To cultivate mushrooms, you have to emulate their natural growing environment.
Picture a mushroom on a forest floor. Once it reaches maturity, it launches billions of spores, all smaller than specks of dust. These spores catch a ride on a breeze, or perhaps they may hitch-hike on a nosy animal. If their journey ends in an acceptable environment, these spores will begin to grow into their first multi-cellular shoot of tissue. With proper nutrition, it will soon multiply rapidly and continue to spread in search for more food sources, expanding into a growth of mycelium.
If you must think of a mushroom like a plant, you could call the spore a “seed” and the mycelium the “roots”, although mycelium is much more complex than a normal plant’s roots.
Mycelium continues to grow beneath the surface — of soil, of tree bark, or wherever it is finding nutrition — until it completely covers its source of sustenance. Eventually, an environmental stimulus will trigger the next developmental stage: fruiting body mushrooms. These triggers could be a specific level of humidity, light, carbon dioxide, or temperature. The mycelium will begin to “pin”, and the pins will eventually grow into the mushrooms we see growing out of trees, roots, or a forest floor that is deep with tree litter. The fruiting process can take anywhere from a few days to many years. From there, the mature mushrooms will again release their spores in search of a new source of food. This is not how every single mushroom is produced, but from it, we contrive our basic process of growing our own mushrooms in a controlled environment.

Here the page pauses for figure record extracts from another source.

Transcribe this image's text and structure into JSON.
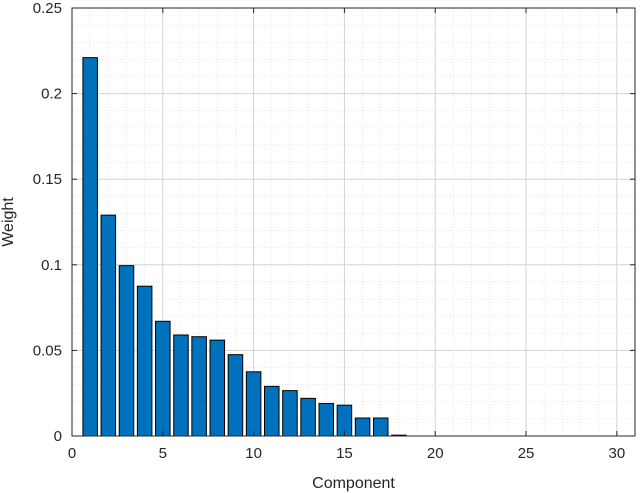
{
  "chart_data": {
    "type": "bar",
    "title": "",
    "xlabel": "Component",
    "ylabel": "Weight",
    "xlim": [
      0,
      31
    ],
    "ylim": [
      0,
      0.25
    ],
    "xticks": [
      0,
      5,
      10,
      15,
      20,
      25,
      30
    ],
    "xtick_labels": [
      "0",
      "5",
      "10",
      "15",
      "20",
      "25",
      "30"
    ],
    "yticks": [
      0,
      0.05,
      0.1,
      0.15,
      0.2,
      0.25
    ],
    "ytick_labels": [
      "0",
      "0.05",
      "0.1",
      "0.15",
      "0.2",
      "0.25"
    ],
    "grid": true,
    "minor_grid": true,
    "bar_color": "#0072BD",
    "x": [
      1,
      2,
      3,
      4,
      5,
      6,
      7,
      8,
      9,
      10,
      11,
      12,
      13,
      14,
      15,
      16,
      17,
      18,
      19,
      20,
      21,
      22,
      23,
      24,
      25,
      26,
      27,
      28,
      29,
      30
    ],
    "values": [
      0.221,
      0.129,
      0.0995,
      0.0875,
      0.067,
      0.059,
      0.058,
      0.056,
      0.0475,
      0.0375,
      0.029,
      0.0265,
      0.022,
      0.019,
      0.018,
      0.0105,
      0.0105,
      0.0005,
      0,
      0,
      0,
      0,
      0,
      0,
      0,
      0,
      0,
      0,
      0,
      0
    ]
  }
}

So, how exactly do we emulate that?
Of course we could get incredibly technical here, and we will do that at some point in the future. For now, to keep things simple, I’ll tell you how we get to harvesting our mushrooms. We add mycelium to our substrate (growing medium), and once our substrate is fully colonized with the mycelium (the “roots”, remember?), we know it’s ready to begin fruiting! We expose the myceliated substrate to oxygen, which prompts the mushrooms to begin growing. Our substrate is comprised of a mixture of locally-sourced soy-hull pellets and hard-wood pellets, which is hydrated to 60%. This is referred to as “master’s mix” in the mushroom-growing community, because it provides excellent nutrition for the growing mycelium and subsequent fruiting bodies. In this way, we mimic the pattern of growth of forest fungi. Doing so isolates the specific mushroom strain we want to grow, while protecting it from contamination and encouraging healthy growth.
From there we harvest the mushrooms and either sell them fresh to restaurants or farmer’s markets, or we process those of substantial medicinal value and turn them into delectable drinks, to make assimilating their nutritive value easy and enjoyable.